Washington Hotline

Emily Sheketoff

Washington copyright plate full, though not of legislative fare


Earlier this year, the Copyright Office announced studies of three aspects of copyright law and invited public input on each issue. ALA, in concert with library and/or other coalition partners, participated in each of them (see links to key filings at http://www.ala.org/advocacy/advleg/federallegislation/copyright), which were augmented by the Copyright Office with multi-stakeholder “roundtable” events on all three issues.


The first roundtables concerned the controversial “triennial rulemaking” proceeding through which exceptions to the law’s prohibition against “circumventing” a copyright protection mechanism or technology under Section 1201 of the Digital Millennium Copyright Act (DMCA) may be requested. A second set were held to elicit comment on the so-called “safe harbor” provisions of the DMCA, pursuant to which online service providers are granted immunity from liability for facilitating copyright infringement by their users if they agree to “take down” allegedly infringing material from their networks upon receipt of a statutorily dictated notice from a copyright owner. A third proceeding concerns the transferability of “embedded software,” which are increasingly incorporated in consumer goods and vehicles of every kind.
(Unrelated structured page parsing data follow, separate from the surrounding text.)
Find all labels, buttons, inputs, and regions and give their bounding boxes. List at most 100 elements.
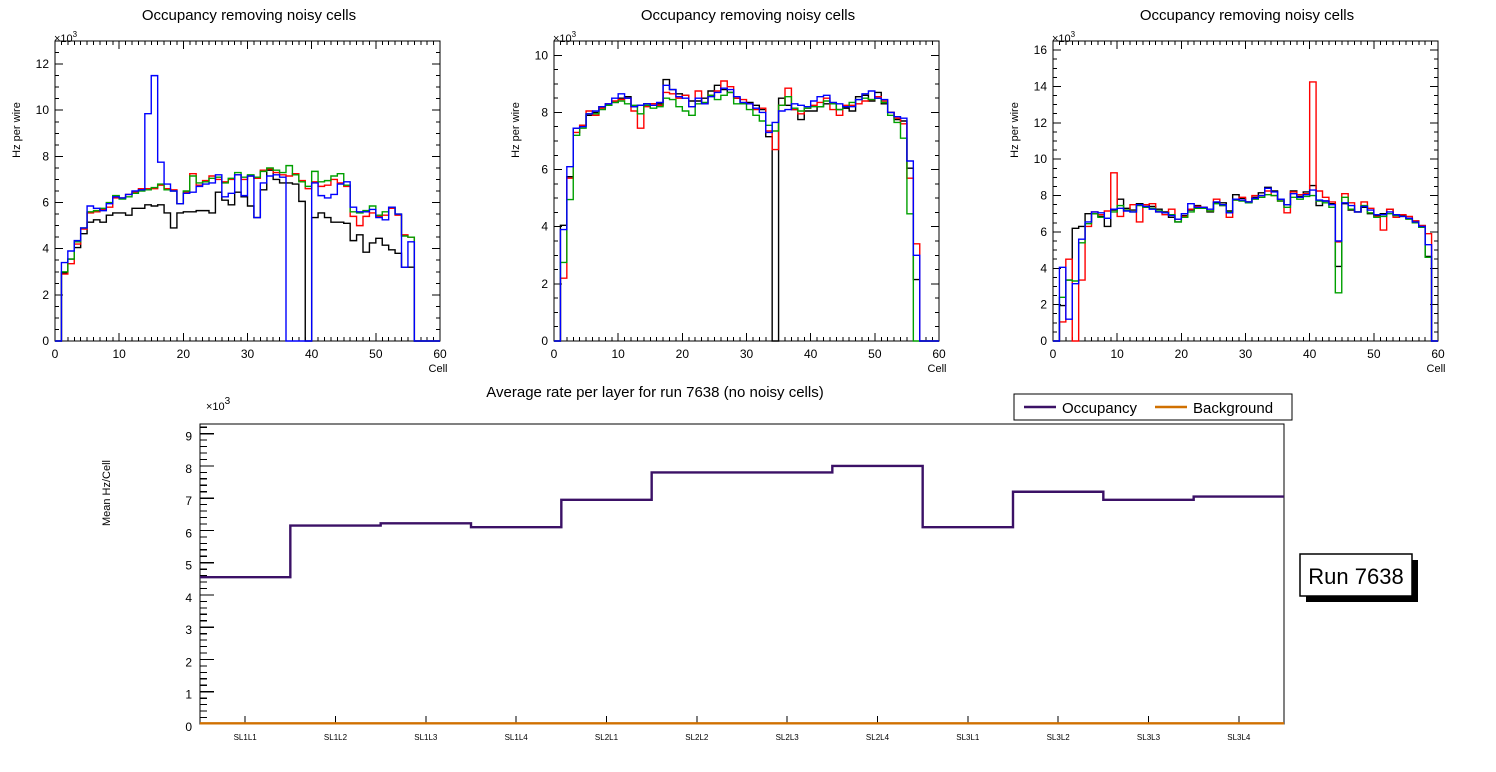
x-tick-label: 60: [1431, 347, 1445, 361]
bottom-y-tick-label: 0: [185, 720, 192, 734]
x-tick-label: 0: [551, 347, 558, 361]
y-tick-label: 10: [535, 48, 549, 62]
bottom-y-tick-label: 1: [185, 688, 192, 702]
y-tick-label: 6: [42, 196, 49, 210]
bottom-x-tick-label: SL1L1: [234, 733, 258, 742]
bottom-x-tick-label: SL1L4: [505, 733, 529, 742]
histogram-series-3: [554, 91, 939, 342]
y-tick-label: 4: [42, 242, 49, 256]
y-tick-label: 4: [1040, 261, 1047, 275]
histogram-series-4: [1053, 187, 1438, 342]
x-tick-label: 30: [241, 347, 255, 361]
bottom-x-tick-label: SL3L4: [1227, 733, 1251, 742]
histogram-series-1: [554, 78, 939, 342]
run-badge-box: [1299, 553, 1413, 597]
y-tick-label: 0: [42, 334, 49, 348]
x-tick-label: 10: [611, 347, 625, 361]
x-tick-label: 50: [1367, 347, 1381, 361]
bottom-title: Average rate per layer for run 7638 (no …: [486, 384, 823, 401]
histogram-series-2: [554, 80, 939, 342]
bottom-legend[interactable]: Occupancy Background: [1013, 393, 1293, 421]
occupancy-panel-2: Occupancy removing noisy cells Hz per wi…: [499, 0, 997, 380]
y-tick-label: 0: [541, 334, 548, 348]
y-tick-label: 16: [1034, 43, 1048, 57]
panel-2-title: Occupancy removing noisy cells: [641, 7, 855, 24]
occupancy-plot-1-svg: Occupancy removing noisy cells Hz per wi…: [11, 7, 447, 375]
bottom-y-tick-label: 3: [185, 623, 192, 637]
y-tick-label: 2: [42, 288, 49, 302]
y-tick-label: 8: [541, 105, 548, 119]
bottom-y-tick-label: 8: [185, 462, 192, 476]
x-tick-label: 40: [305, 347, 319, 361]
x-tick-label: 10: [1110, 347, 1124, 361]
x-tick-label: 20: [676, 347, 690, 361]
y-tick-label: 4: [541, 220, 548, 234]
x-tick-label: 50: [868, 347, 882, 361]
histogram-series-4: [55, 74, 440, 342]
y-tick-label: 6: [1040, 225, 1047, 239]
y-tick-label: 2: [541, 277, 548, 291]
y-tick-label: 10: [36, 103, 50, 117]
bottom-y-tick-label: 4: [185, 591, 192, 605]
y-tick-label: 2: [1040, 298, 1047, 312]
panel-1-title: Occupancy removing noisy cells: [142, 7, 356, 24]
x-tick-label: 40: [1303, 347, 1317, 361]
panel-2-xlabel: Cell: [928, 363, 947, 375]
histogram-series-1: [55, 169, 440, 342]
x-tick-label: 30: [740, 347, 754, 361]
x-tick-label: 60: [433, 347, 447, 361]
panel-1-plot-area: 0 10 20 30 40 50 60 0 2 4 6 8 10 12: [36, 40, 447, 361]
bottom-y-tick-label: 2: [185, 655, 192, 669]
y-tick-label: 8: [1040, 189, 1047, 203]
x-tick-label: 30: [1239, 347, 1253, 361]
x-tick-label: 20: [1175, 347, 1189, 361]
bottom-x-tick-label: SL3L1: [956, 733, 980, 742]
panel-2-ylabel: Hz per wire: [510, 102, 522, 158]
occupancy-panel-1: Occupancy removing noisy cells Hz per wi…: [0, 0, 498, 380]
bottom-plot-area: 0 1 2 3 4 5 6 7 8 9 SL1L1 SL1L2 SL1L3 SL1L4 SL2L1 SL2L2…: [185, 423, 1285, 742]
x-tick-label: 0: [1050, 347, 1057, 361]
panel-1-ylabel: Hz per wire: [11, 102, 23, 158]
bottom-x-tick-label: SL3L2: [1047, 733, 1071, 742]
bottom-series-occupancy: [200, 464, 1284, 579]
x-tick-label: 0: [52, 347, 59, 361]
legend-label-occupancy: Occupancy: [1062, 400, 1138, 417]
bottom-x-tick-label: SL1L2: [324, 733, 348, 742]
bottom-y-tick-label: 9: [185, 430, 192, 444]
panel-3-title: Occupancy removing noisy cells: [1140, 7, 1354, 24]
panel-3-plot-area: 0 10 20 30 40 50 60 0 2 4 6 8 10 12 14 16: [1034, 40, 1445, 361]
y-tick-label: 12: [1034, 116, 1048, 130]
bottom-x-tick-label: SL2L1: [595, 733, 619, 742]
bottom-x-tick-label: SL2L3: [776, 733, 800, 742]
x-tick-label: 50: [369, 347, 383, 361]
x-tick-label: 40: [804, 347, 818, 361]
average-rate-panel: Average rate per layer for run 7638 (no …: [0, 380, 1496, 772]
bottom-y-tick-label: 6: [185, 526, 192, 540]
bottom-ylabel: Mean Hz/Cell: [101, 460, 113, 526]
occupancy-panel-3: Occupancy removing noisy cells Hz per wi…: [998, 0, 1496, 380]
bottom-exponent: ×103: [206, 396, 231, 413]
x-tick-label: 20: [177, 347, 191, 361]
panel-3-xlabel: Cell: [1427, 363, 1446, 375]
legend-box: [1013, 393, 1293, 421]
x-tick-label: 10: [112, 347, 126, 361]
histogram-series-4: [554, 84, 939, 342]
bottom-y-tick-label: 7: [185, 494, 192, 508]
panel-3-ylabel: Hz per wire: [1009, 102, 1021, 158]
x-tick-label: 60: [932, 347, 946, 361]
y-tick-label: 8: [42, 149, 49, 163]
bottom-x-tick-label: SL1L3: [414, 733, 438, 742]
y-tick-label: 0: [1040, 334, 1047, 348]
panel-2-plot-area: 0 10 20 30 40 50 60 0 2 4 6 8 10: [535, 40, 946, 361]
y-tick-label: 14: [1034, 79, 1048, 93]
y-tick-label: 12: [36, 57, 50, 71]
average-rate-svg: Average rate per layer for run 7638 (no …: [101, 384, 1418, 742]
bottom-x-tick-label: SL3L3: [1137, 733, 1161, 742]
occupancy-plot-2-svg: Occupancy removing noisy cells Hz per wi…: [510, 7, 947, 375]
occupancy-plot-3-svg: Occupancy removing noisy cells Hz per wi…: [1009, 7, 1446, 375]
run-badge-label: Run 7638: [1308, 564, 1403, 589]
y-tick-label: 6: [541, 163, 548, 177]
bottom-y-tick-label: 5: [185, 559, 192, 573]
legend-label-background: Background: [1193, 400, 1273, 417]
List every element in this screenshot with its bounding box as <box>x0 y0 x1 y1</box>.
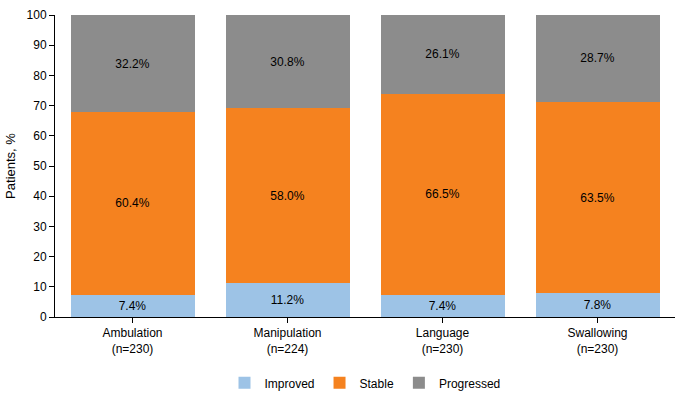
svg-text:Manipulation(n=224): Manipulation(n=224) <box>253 326 321 356</box>
svg-text:7.8%: 7.8% <box>584 298 612 312</box>
svg-text:70: 70 <box>33 99 47 113</box>
svg-text:30: 30 <box>33 220 47 234</box>
svg-text:30.8%: 30.8% <box>270 55 304 69</box>
svg-text:Language(n=230): Language(n=230) <box>416 326 470 356</box>
svg-text:60.4%: 60.4% <box>115 196 149 210</box>
svg-text:Patients, %: Patients, % <box>3 133 18 199</box>
svg-text:100: 100 <box>27 8 47 22</box>
svg-text:28.7%: 28.7% <box>580 51 614 65</box>
svg-text:66.5%: 66.5% <box>425 187 459 201</box>
svg-text:11.2%: 11.2% <box>271 293 304 307</box>
svg-text:7.4%: 7.4% <box>429 299 457 313</box>
svg-text:Stable: Stable <box>360 377 394 391</box>
svg-text:80: 80 <box>33 69 47 83</box>
svg-text:Ambulation(n=230): Ambulation(n=230) <box>102 326 162 356</box>
svg-text:10: 10 <box>33 280 47 294</box>
svg-text:20: 20 <box>33 250 47 264</box>
svg-text:Improved: Improved <box>265 377 315 391</box>
svg-text:32.2%: 32.2% <box>115 57 149 71</box>
svg-text:90: 90 <box>33 38 47 52</box>
svg-text:Swallowing(n=230): Swallowing(n=230) <box>567 326 627 356</box>
svg-text:Progressed: Progressed <box>439 377 500 391</box>
svg-text:26.1%: 26.1% <box>425 47 459 61</box>
svg-text:40: 40 <box>33 189 47 203</box>
svg-text:50: 50 <box>33 159 47 173</box>
svg-text:60: 60 <box>33 129 47 143</box>
svg-text:0: 0 <box>40 310 47 324</box>
svg-text:58.0%: 58.0% <box>270 189 304 203</box>
svg-text:7.4%: 7.4% <box>119 299 147 313</box>
svg-text:63.5%: 63.5% <box>580 191 614 205</box>
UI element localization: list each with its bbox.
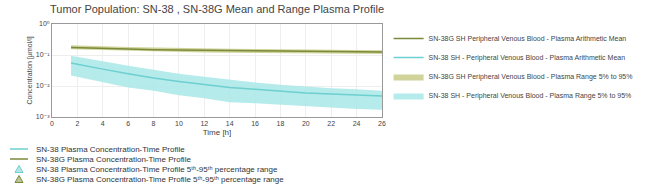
svg-text:10: 10 — [175, 120, 183, 127]
svg-text:2: 2 — [75, 120, 79, 127]
svg-text:10⁻¹: 10⁻¹ — [36, 51, 50, 58]
svg-text:26: 26 — [378, 120, 386, 127]
svg-text:8: 8 — [152, 120, 156, 127]
svg-text:SN-38 Plasma Concentration-Tim: SN-38 Plasma Concentration-Time Profile — [36, 145, 185, 154]
svg-text:10⁰: 10⁰ — [39, 20, 50, 27]
svg-text:SN-38 Plasma Concentration-Tim: SN-38 Plasma Concentration-Time Profile … — [36, 165, 278, 174]
svg-text:SN-38G SH Peripheral Venous Bl: SN-38G SH Peripheral Venous Blood - Plas… — [429, 73, 633, 81]
svg-text:Concentration [µmol/l]: Concentration [µmol/l] — [26, 36, 34, 104]
svg-text:SN-38G SH Peripheral Venous Bl: SN-38G SH Peripheral Venous Blood - Plas… — [429, 35, 627, 43]
svg-text:4: 4 — [101, 120, 105, 127]
svg-text:SN-38G Plasma Concentration-Ti: SN-38G Plasma Concentration-Time Profile… — [36, 175, 284, 184]
svg-text:SN-38G Plasma Concentration-Ti: SN-38G Plasma Concentration-Time Profile — [36, 155, 191, 164]
svg-text:10⁻³: 10⁻³ — [36, 113, 50, 120]
svg-text:16: 16 — [251, 120, 259, 127]
svg-text:12: 12 — [200, 120, 208, 127]
svg-text:6: 6 — [126, 120, 130, 127]
svg-text:24: 24 — [353, 120, 361, 127]
svg-text:10⁻²: 10⁻² — [36, 82, 50, 89]
svg-text:SN-38 SH - Peripheral Venous B: SN-38 SH - Peripheral Venous Blood - Pla… — [429, 92, 632, 100]
svg-text:20: 20 — [302, 120, 310, 127]
svg-text:SN-38 SH - Peripheral Venous B: SN-38 SH - Peripheral Venous Blood - Pla… — [429, 54, 626, 62]
svg-text:0: 0 — [50, 120, 54, 127]
svg-text:14: 14 — [226, 120, 234, 127]
svg-text:18: 18 — [277, 120, 285, 127]
svg-text:Time [h]: Time [h] — [203, 128, 232, 137]
svg-text:Tumor Population: SN-38 , SN-3: Tumor Population: SN-38 , SN-38G Mean an… — [50, 3, 384, 15]
svg-text:22: 22 — [327, 120, 335, 127]
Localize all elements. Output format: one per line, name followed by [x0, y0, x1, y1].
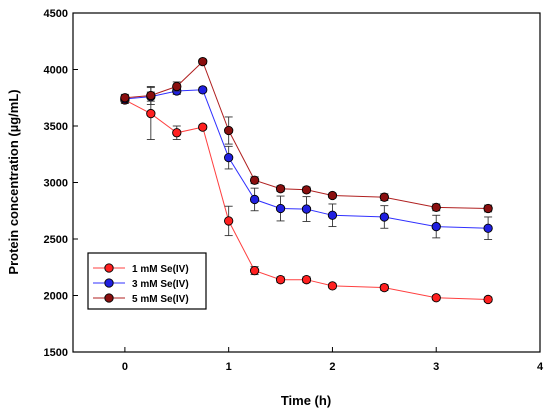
axis-ticks: 1500 2000 2500 3000 3500 4000 4500 0 1 2 3 4: [44, 8, 544, 373]
data-point: [275, 184, 286, 194]
data-point: [146, 90, 156, 101]
legend-label: 3 mM Se(IV): [132, 279, 189, 290]
data-point: [198, 56, 208, 67]
data-point: [172, 128, 182, 138]
data-point: [198, 122, 208, 132]
series-line: [124, 99, 489, 300]
data-point: [224, 216, 234, 226]
y-tick-label: 3500: [44, 121, 68, 133]
data-point: [483, 223, 493, 233]
x-axis-label: Time (h): [281, 393, 331, 408]
data-point: [275, 275, 286, 285]
data-point: [483, 203, 493, 214]
data-point: [301, 275, 312, 285]
data-point: [483, 294, 493, 305]
data-point: [172, 81, 182, 92]
series-layer: [120, 56, 493, 305]
data-point: [249, 194, 260, 205]
y-tick-label: 3000: [44, 178, 68, 190]
data-point: [301, 204, 312, 214]
y-axis-label: Protein concentration (µg/mL): [6, 89, 21, 274]
data-point: [249, 175, 260, 185]
data-point: [379, 192, 389, 202]
data-point: [327, 210, 338, 220]
series-3: [120, 56, 493, 214]
legend-label: 1 mM Se(IV): [132, 264, 189, 275]
data-point: [431, 293, 441, 303]
legend-marker: [104, 278, 114, 288]
data-point: [146, 108, 156, 119]
x-tick-label: 4: [537, 361, 544, 373]
data-point: [431, 202, 441, 213]
y-tick-label: 2500: [44, 234, 68, 246]
legend-marker: [104, 263, 114, 273]
data-point: [301, 185, 312, 195]
data-point: [224, 152, 234, 163]
legend-item: 5 mM Se(IV): [93, 293, 189, 305]
legend-item: 3 mM Se(IV): [93, 278, 189, 290]
data-point: [431, 221, 441, 232]
data-point: [120, 93, 130, 103]
legend-label: 5 mM Se(IV): [132, 294, 189, 305]
data-point: [249, 265, 260, 276]
data-point: [224, 125, 234, 136]
legend-marker: [104, 293, 114, 303]
y-tick-label: 2000: [44, 291, 68, 303]
x-tick-label: 1: [226, 361, 232, 373]
data-point: [327, 190, 338, 201]
data-point: [379, 282, 389, 293]
y-tick-label: 1500: [44, 347, 68, 359]
x-tick-label: 2: [329, 361, 335, 373]
data-point: [198, 85, 208, 95]
legend-item: 1 mM Se(IV): [93, 263, 189, 275]
y-tick-label: 4500: [44, 8, 68, 20]
x-tick-label: 3: [433, 361, 439, 373]
data-point: [379, 212, 389, 222]
data-point: [275, 203, 286, 214]
legend: 1 mM Se(IV) 3 mM Se(IV) 5 mM Se(IV): [87, 252, 207, 310]
x-tick-label: 0: [122, 361, 128, 373]
y-tick-label: 4000: [44, 65, 68, 77]
series-2: [120, 85, 493, 241]
data-point: [327, 281, 338, 291]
ALA and several of its partners in the Re:Create Coalition (including PLA Past-President Jan Sanders), as well as the group’s executive director, participated actively in the roundtables, urging the Copyright Office to make its processes, and the law, substantially more fair use- and consumer-friendly to facilitate scholarship, creativity, and national economic health.


In Congress, after holding more than two dozen hearings over two years, the full House Judiciary Committee is in the process of holding one last round of meetings with stakeholders. Committee Chairman Bob Goodlatte (R-VA6) recently told the U.S. Chamber of Commerce that he intends to move some “consensus” legislation, though it’s unclear to virtually all stakeholders what that might encompass. In the Senate, action is similarly stalled on possible ratification of the Marrakesh Treaty. Finally, neither chamber has yet to address modernization of the Copyright Office, or much more controversial proposals to remove it from the Library of Congress.


Finally, in mid-April the U.S. Supreme Court denied the Authors Guild’s appeal from the Second Circuit’s late-October decision holding the Google Books project and database to be lawful fair use of books digitized and stored en masse. Fair use also scored a victory in Oracle America Inc. v. Google Inc. in which a jury ruled that Apple’s specific uses of an Oracle “application programming interface” were fair use. Oracle sought $9 billion in damages.